The Rocky Mountain News ran a widely-cited article recently suggesting that James Dobson’s support for Harriet Miers is less than solid. I’m not so sure. Here’s the newspaper account:
“Lord, you know I don’t have the wisdom to make this decision,” Dobson said. “You know that what I feel now and what I think is right may be dead wrong.”
He added that he worried that his position “could do something to hurt the cause of Christ, and I’d rather sacrifice my life than do that.”
The problem is Dobson probably meant the opposite message of what the Rocky Mountain News inferred. The very same day, Dobson told Focus on the Family members that he recognized the implications of the decision, which is why his support was not offered casually.
“If I have made a mistake here,” Dobson said, “I will never forget the blood of those babies that will die that will be on my hands to some degree. That’s why I don’t take this lightly.”
He acknowledged the Miers nomination had “angered and disillusioned many Christian conservatives, many of my friends, many whom I love and have worked with for years.”

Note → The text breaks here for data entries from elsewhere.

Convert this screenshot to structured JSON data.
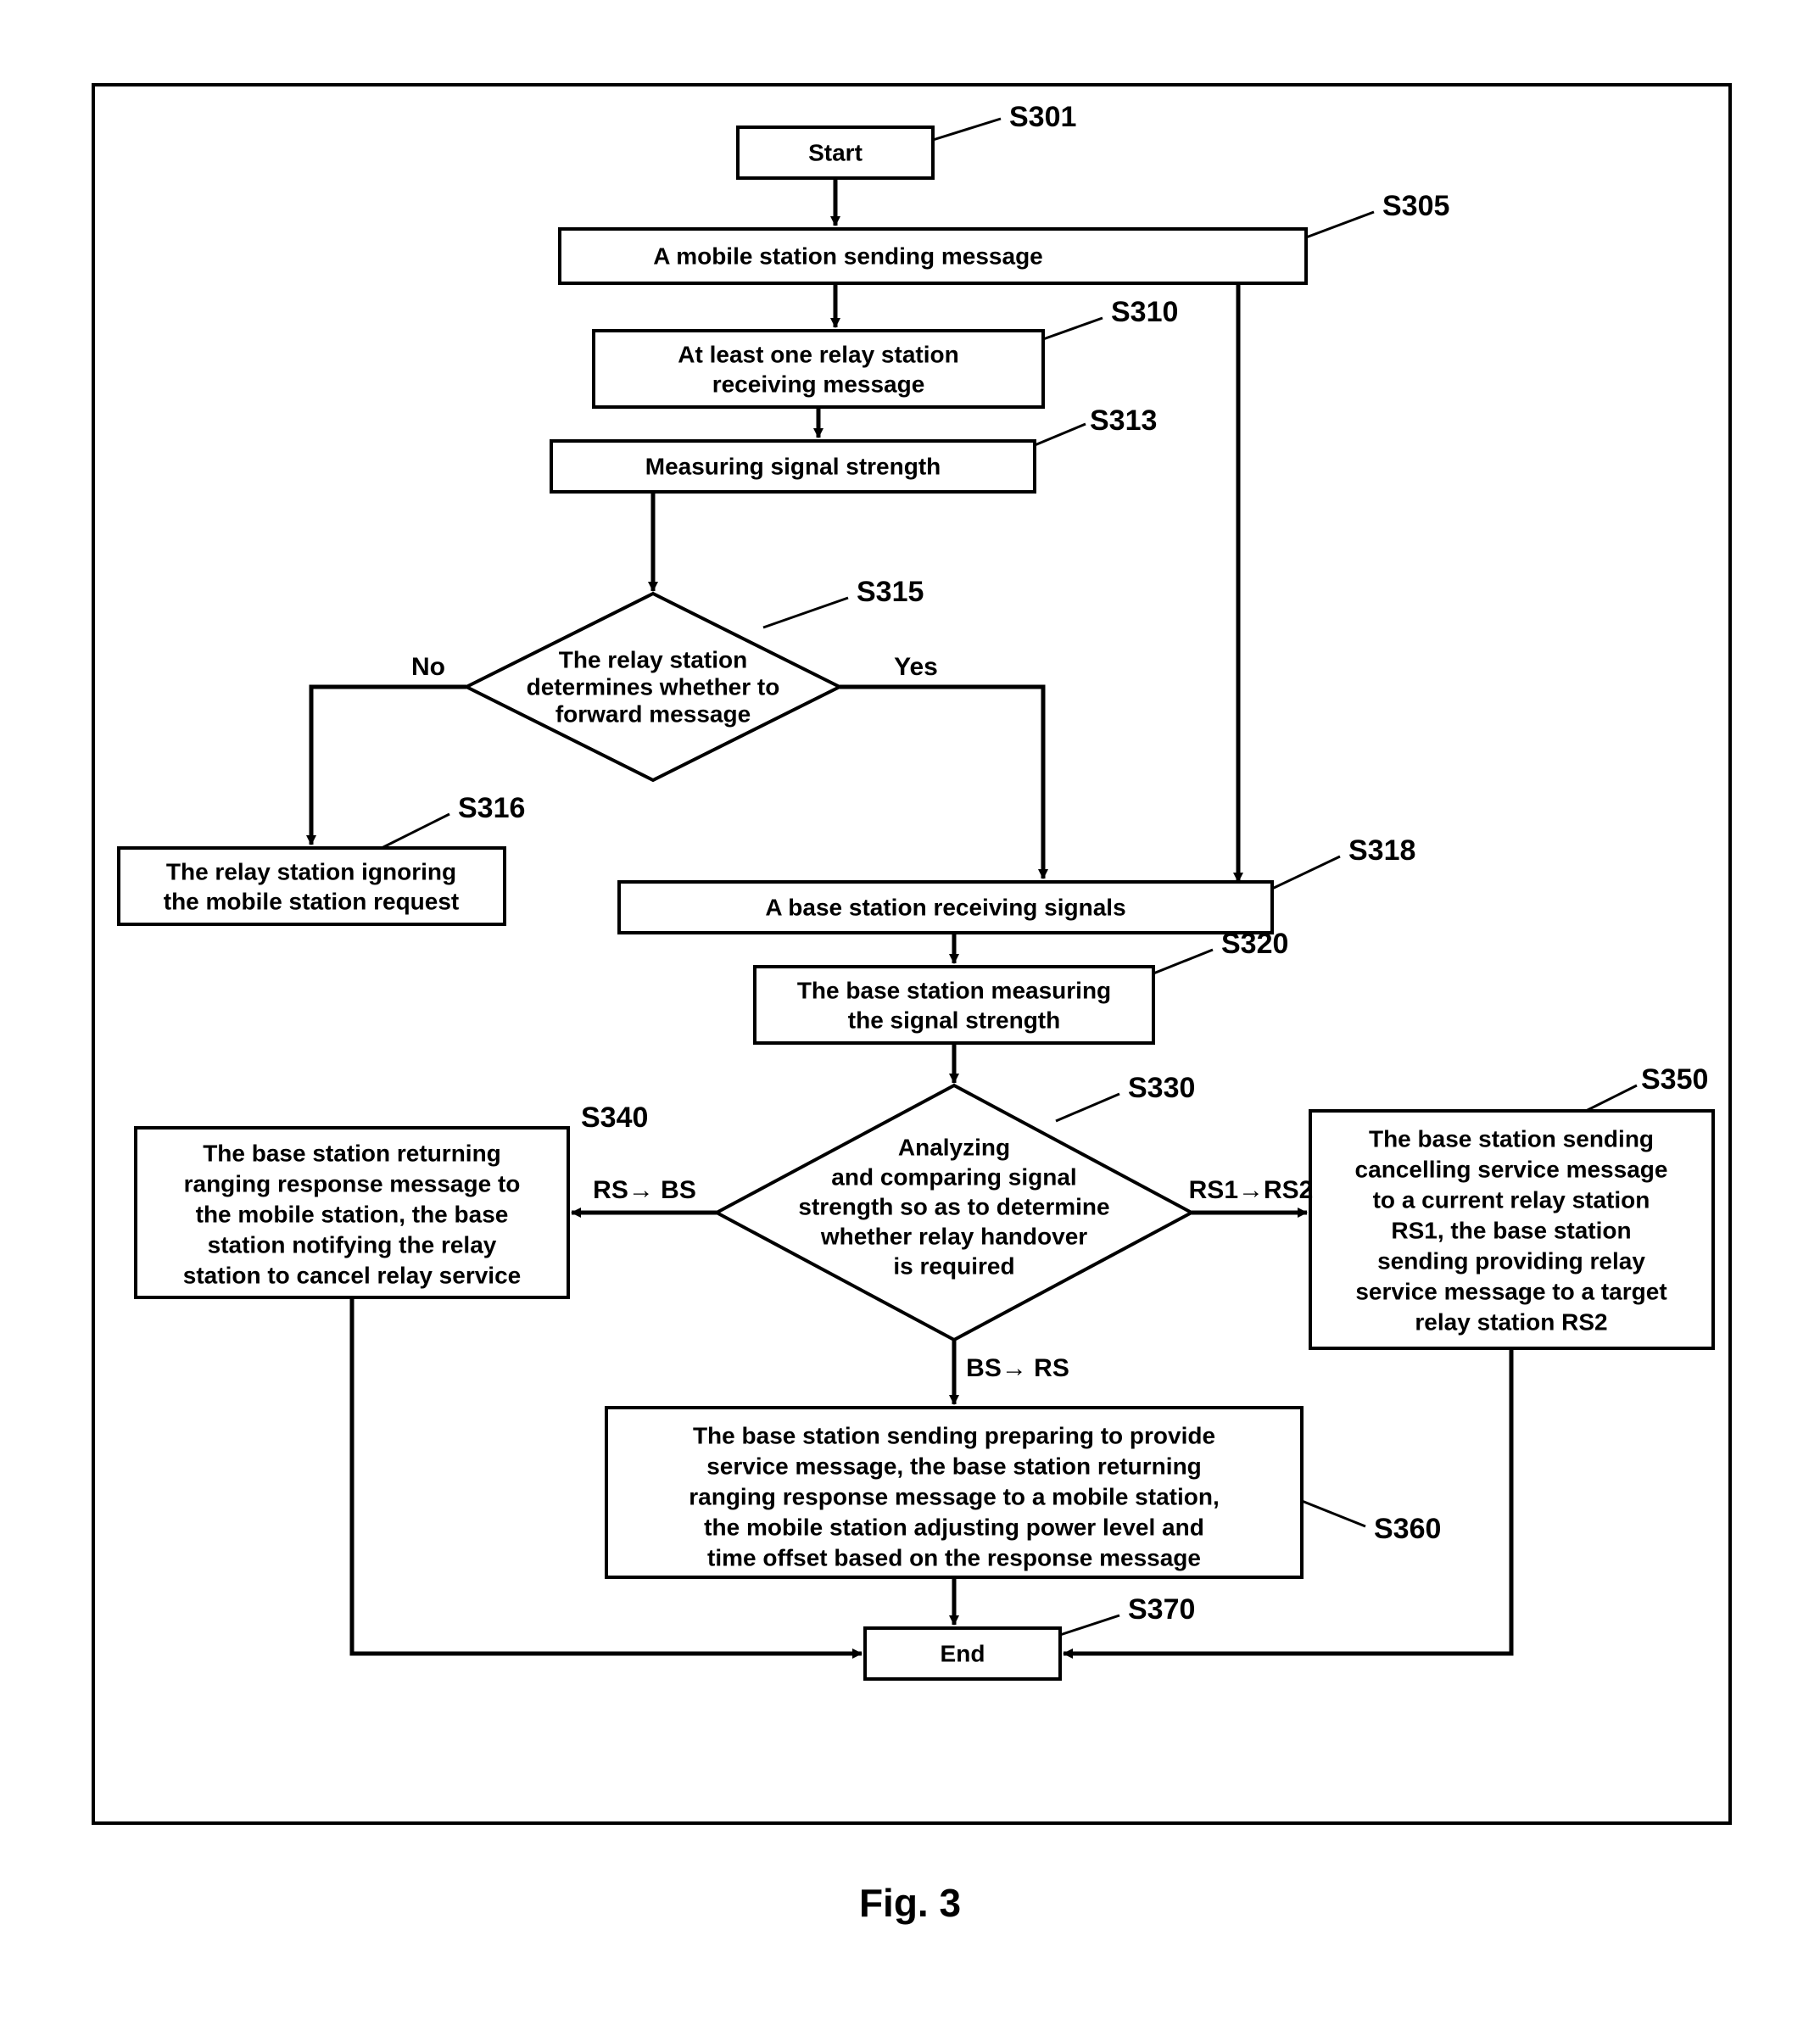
{
  "chart_data": {
    "type": "flowchart",
    "title": "Fig. 3",
    "nodes": [
      {
        "id": "S301",
        "label": "S301",
        "text": [
          "Start"
        ],
        "shape": "rect"
      },
      {
        "id": "S305",
        "label": "S305",
        "text": [
          "A mobile station sending message"
        ],
        "shape": "rect"
      },
      {
        "id": "S310",
        "label": "S310",
        "text": [
          "At least one relay station",
          "receiving message"
        ],
        "shape": "rect"
      },
      {
        "id": "S313",
        "label": "S313",
        "text": [
          "Measuring signal strength"
        ],
        "shape": "rect"
      },
      {
        "id": "S315",
        "label": "S315",
        "text": [
          "The relay station",
          "determines whether to",
          "forward message"
        ],
        "shape": "diamond"
      },
      {
        "id": "S316",
        "label": "S316",
        "text": [
          "The relay station ignoring",
          "the mobile station request"
        ],
        "shape": "rect"
      },
      {
        "id": "S318",
        "label": "S318",
        "text": [
          "A  base station receiving signals"
        ],
        "shape": "rect"
      },
      {
        "id": "S320",
        "label": "S320",
        "text": [
          "The base station measuring",
          "the signal strength"
        ],
        "shape": "rect"
      },
      {
        "id": "S330",
        "label": "S330",
        "text": [
          "Analyzing",
          "and comparing signal",
          "strength so as to determine",
          "whether relay handover",
          "is required"
        ],
        "shape": "diamond"
      },
      {
        "id": "S340",
        "label": "S340",
        "text": [
          "The base station returning",
          "ranging response message to",
          "the mobile station, the base",
          "station notifying the relay",
          "station to cancel relay service"
        ],
        "shape": "rect"
      },
      {
        "id": "S350",
        "label": "S350",
        "text": [
          "The base station sending",
          "cancelling service message",
          "to a current relay station",
          "RS1, the base station",
          "sending providing relay",
          "service message to a target",
          "relay station RS2"
        ],
        "shape": "rect"
      },
      {
        "id": "S360",
        "label": "S360",
        "text": [
          "The base station sending preparing to provide",
          "service message, the base station returning",
          "ranging response message to a mobile station,",
          "the mobile station adjusting power level and",
          "time offset based on the response message"
        ],
        "shape": "rect"
      },
      {
        "id": "S370",
        "label": "S370",
        "text": [
          "End"
        ],
        "shape": "rect"
      }
    ],
    "edges": [
      {
        "from": "S301",
        "to": "S305"
      },
      {
        "from": "S305",
        "to": "S310"
      },
      {
        "from": "S305",
        "to": "S318",
        "note": "direct path"
      },
      {
        "from": "S310",
        "to": "S313"
      },
      {
        "from": "S313",
        "to": "S315"
      },
      {
        "from": "S315",
        "to": "S316",
        "label": "No"
      },
      {
        "from": "S315",
        "to": "S318",
        "label": "Yes"
      },
      {
        "from": "S318",
        "to": "S320"
      },
      {
        "from": "S320",
        "to": "S330"
      },
      {
        "from": "S330",
        "to": "S340",
        "label": "RS→ BS"
      },
      {
        "from": "S330",
        "to": "S350",
        "label": "RS1→RS2"
      },
      {
        "from": "S330",
        "to": "S360",
        "label": "BS→ RS"
      },
      {
        "from": "S340",
        "to": "S370"
      },
      {
        "from": "S350",
        "to": "S370"
      },
      {
        "from": "S360",
        "to": "S370"
      }
    ]
  },
  "labels": {
    "no": "No",
    "yes": "Yes",
    "rs_bs": "RS→ BS",
    "bs_rs": "BS→ RS",
    "rs1_rs2": "RS1→RS2"
  },
  "figure": "Fig. 3"
}
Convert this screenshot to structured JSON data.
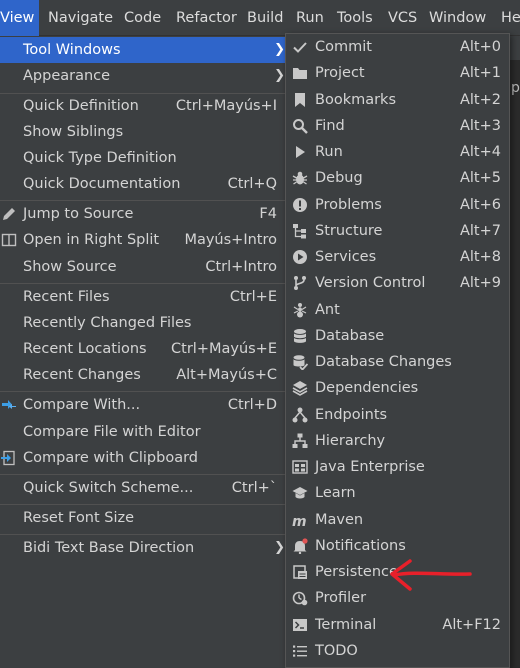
{
  "menubar": {
    "items": [
      "View",
      "Navigate",
      "Code",
      "Refactor",
      "Build",
      "Run",
      "Tools",
      "VCS",
      "Window",
      "He"
    ]
  },
  "view_menu": {
    "items": [
      {
        "label": "Tool Windows",
        "shortcut": "",
        "submenu": true,
        "active": true
      },
      {
        "label": "Appearance",
        "shortcut": "",
        "submenu": true
      },
      {
        "label": "Quick Definition",
        "shortcut": "Ctrl+Mayús+I"
      },
      {
        "label": "Show Siblings",
        "shortcut": ""
      },
      {
        "label": "Quick Type Definition",
        "shortcut": ""
      },
      {
        "label": "Quick Documentation",
        "shortcut": "Ctrl+Q"
      },
      {
        "label": "Jump to Source",
        "shortcut": "F4",
        "icon": "pencil-icon"
      },
      {
        "label": "Open in Right Split",
        "shortcut": "Mayús+Intro",
        "icon": "split-icon"
      },
      {
        "label": "Show Source",
        "shortcut": "Ctrl+Intro"
      },
      {
        "label": "Recent Files",
        "shortcut": "Ctrl+E"
      },
      {
        "label": "Recently Changed Files",
        "shortcut": ""
      },
      {
        "label": "Recent Locations",
        "shortcut": "Ctrl+Mayús+E"
      },
      {
        "label": "Recent Changes",
        "shortcut": "Alt+Mayús+C"
      },
      {
        "label": "Compare With...",
        "shortcut": "Ctrl+D",
        "icon": "compare-icon"
      },
      {
        "label": "Compare File with Editor",
        "shortcut": ""
      },
      {
        "label": "Compare with Clipboard",
        "shortcut": "",
        "icon": "clipboard-compare-icon"
      },
      {
        "label": "Quick Switch Scheme...",
        "shortcut": "Ctrl+`"
      },
      {
        "label": "Reset Font Size",
        "shortcut": ""
      },
      {
        "label": "Bidi Text Base Direction",
        "shortcut": "",
        "submenu": true
      }
    ]
  },
  "tool_windows_submenu": {
    "items": [
      {
        "label": "Commit",
        "shortcut": "Alt+0",
        "icon": "commit-icon"
      },
      {
        "label": "Project",
        "shortcut": "Alt+1",
        "icon": "folder-icon"
      },
      {
        "label": "Bookmarks",
        "shortcut": "Alt+2",
        "icon": "bookmark-icon"
      },
      {
        "label": "Find",
        "shortcut": "Alt+3",
        "icon": "search-icon"
      },
      {
        "label": "Run",
        "shortcut": "Alt+4",
        "icon": "play-icon"
      },
      {
        "label": "Debug",
        "shortcut": "Alt+5",
        "icon": "bug-icon"
      },
      {
        "label": "Problems",
        "shortcut": "Alt+6",
        "icon": "warning-icon"
      },
      {
        "label": "Structure",
        "shortcut": "Alt+7",
        "icon": "structure-icon"
      },
      {
        "label": "Services",
        "shortcut": "Alt+8",
        "icon": "services-icon"
      },
      {
        "label": "Version Control",
        "shortcut": "Alt+9",
        "icon": "branch-icon"
      },
      {
        "label": "Ant",
        "shortcut": "",
        "icon": "ant-icon"
      },
      {
        "label": "Database",
        "shortcut": "",
        "icon": "database-icon"
      },
      {
        "label": "Database Changes",
        "shortcut": "",
        "icon": "database-changes-icon"
      },
      {
        "label": "Dependencies",
        "shortcut": "",
        "icon": "dependencies-icon"
      },
      {
        "label": "Endpoints",
        "shortcut": "",
        "icon": "endpoints-icon"
      },
      {
        "label": "Hierarchy",
        "shortcut": "",
        "icon": "hierarchy-icon"
      },
      {
        "label": "Java Enterprise",
        "shortcut": "",
        "icon": "java-enterprise-icon"
      },
      {
        "label": "Learn",
        "shortcut": "",
        "icon": "learn-icon"
      },
      {
        "label": "Maven",
        "shortcut": "",
        "icon": "maven-icon"
      },
      {
        "label": "Notifications",
        "shortcut": "",
        "icon": "bell-icon"
      },
      {
        "label": "Persistence",
        "shortcut": "",
        "icon": "persistence-icon"
      },
      {
        "label": "Profiler",
        "shortcut": "",
        "icon": "profiler-icon"
      },
      {
        "label": "Terminal",
        "shortcut": "Alt+F12",
        "icon": "terminal-icon"
      },
      {
        "label": "TODO",
        "shortcut": "",
        "icon": "todo-icon"
      }
    ]
  },
  "background": {
    "peek_char": "p"
  },
  "colors": {
    "menu_bg": "#3c3f41",
    "highlight": "#2f65ca",
    "annotation": "#e8202a"
  }
}
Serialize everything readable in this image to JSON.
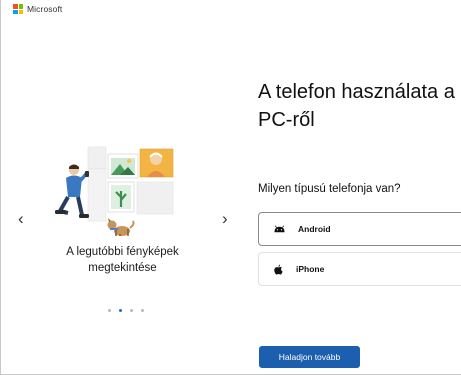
{
  "brand": {
    "name": "Microsoft",
    "logo_colors": [
      "#f25022",
      "#7fba00",
      "#00a4ef",
      "#ffb900"
    ]
  },
  "carousel": {
    "caption_line1": "A legutóbbi fényképek",
    "caption_line2": "megtekintése",
    "prev_glyph": "‹",
    "next_glyph": "›",
    "slide_count": 4,
    "active_index": 1
  },
  "main": {
    "title_line1": "A telefon használata a",
    "title_line2": "PC-ről",
    "question": "Milyen típusú telefonja van?",
    "options": [
      {
        "label": "Android",
        "icon": "android-icon",
        "selected": true
      },
      {
        "label": "iPhone",
        "icon": "apple-icon",
        "selected": false
      }
    ],
    "continue_label": "Haladjon tovább"
  },
  "colors": {
    "accent": "#1b5fae",
    "dot_active": "#1f6dbf",
    "dot_inactive": "#b9b9b9"
  }
}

But asking if it makes any sense that President George W. Bush would sabotage the base of conservatives who worked and gave and supported him, Dobson answered his own question with a resounding — “I don’t believe it!”
“I don’t believe he’s done that,” Dobson said. “I don’t believe he would have nominated Harriet Miers if he knew that she was going to assassinate what he believed in and that the court would not be reformed the way he wants it to be.”
Dobson, in other words, acknowledged that he could be “dead wrong,” but he’s convinced he’s not. At least for now.